This month we've been celebrating our co-founder Robert Lancaster-Gaye as he celebrates 50 years working in the textile industry, which we are sure you'll agree is quite an accomplishment!
With 30 years of his career as one of the founding directors of Tradelinens (Tielle's parent company), ethical supplier of textiles to the luxury hotel sector. Tradelinens supplies some of the most well-known names in the hotel industry with bed, bath and table linen, including The Dorchester, The Pig Group, Firmdale and Nobu.
In 1970, Robert swerved a degree in architecture for a job in a small textiles warehouse in London, from where he grew his career to become one of the industry’s go-to experts in luxury hotel linen. As well as being the man who made a million beds, Robert’s achievements include introducing Tradelinens as the first UK member of the Better Cotton Initiative.
He passionately believes in providing the best quality through the finest fabrics and unrivalled industry experience and knowledge. To mark this golden milestone, Robert has shared his thoughts and secrets on the luxury linen industry…past…present and future.
What’s the trends luxury hotels should be looking out for?
The wellness trend remains huge for 2020, with consumers seeking out luxury hotels for rest, retreat and rejuvenation. The luxury hotel needs to deliver on that level for the guest, providing a very personal service that makes every guest feel special. Another way to deliver a wellness experience is through plenty of green spaces, both inside and out. Allowing guests to connect with nature will ensure they feel rested and give them relaxing memories of their stay. Of course, the property also needs to ensure it’s meeting the sustainability expectations of these discerning, educated guests as well. This expectation cannot so much be called a trend but is now an essential way to conduct business. Hotels need to ensure they’re going above and beyond to do their bit to meet climate change targets. Some of our customers are starting to insist on zero plastic in any products they receive, and this is something we’re expecting to see more and more in the months ahead.
How is Tradelinens staying ahead of the game to keep the luxury hotel goers coming back?
The company vision is to help people around the world have a great night’s sleep. We believe that we truly deliver on that due to the unrivalled service that we provide. We don’t ever compromise on quality, and our whole team has the knowledge and expertise to offer genuine service and advice to all our customers. This is where we think we really standout in the marketplace.

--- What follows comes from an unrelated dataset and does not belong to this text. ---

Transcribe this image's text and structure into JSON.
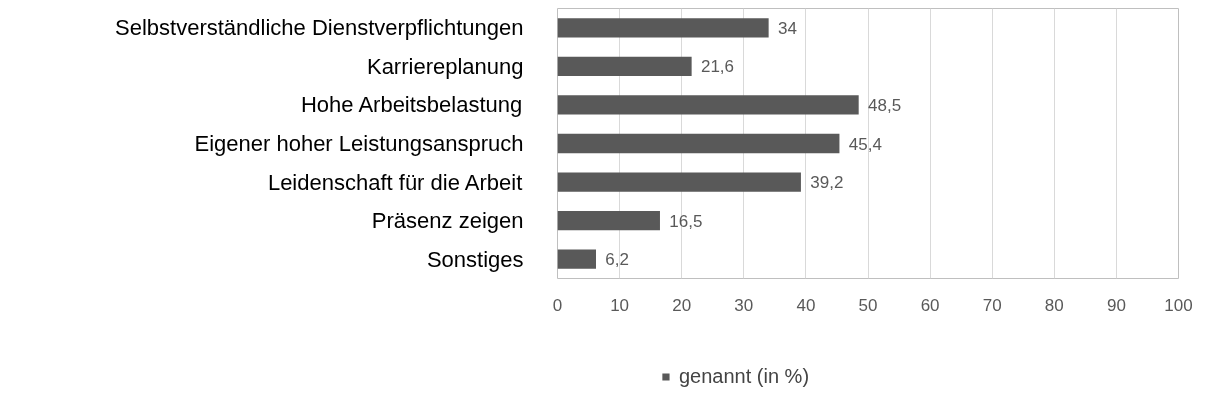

What’s your biggest career highlight?
That’s a tough one, there have been so many! Being asked to do a presentation on quality to the managers of 35 of the top hotels in the world at the Ritz in Madrid was certainly up there. It was such a privilege for Tradelinens to be acknowledged as a leader in quality products amongst such a prestigious audience. It’s also a massive, on-going highlight to think that we’ve had some of our relationships with the incredible hotels that we have for so many years. It really is testament to the whole team’s hard work – we must be doing something right!
What would your best piece of advice be to anyone starting out in the hotel business?
I am so proud of the team we have here at Tradelinens and I think having the right people around you is absolutely key. Get your team right and everything else will follow. Nurturing this your passion for people expands into how you look after your guests as well. Love them, don’t compromise and they’ll keep coming back.
What’s the biggest myth about hotel bed linen?
High numbers in specifications! Bigger doesn’t always mean better! High thread count or weight are specifications and not a guarantee of quality.
What should the industry be doing to help the climate crisis?
This is a huge matter for debate and such a sensitive topic but one that must be confronted head on and quickly. New build hotels must lead the way with energy and water conservation, and waste management and need to think creatively about using the space and facilities available to them to help to become more environmentally friendly. Planting inside and out is one way to do this, and using roof gardens in a creative way, so that they become multipurpose and more than simply a selling point. Hotels are also starting to ask for a reduction of plastic in packaging or no plastic in packaging. We are already developing new paper and cardboard packaging.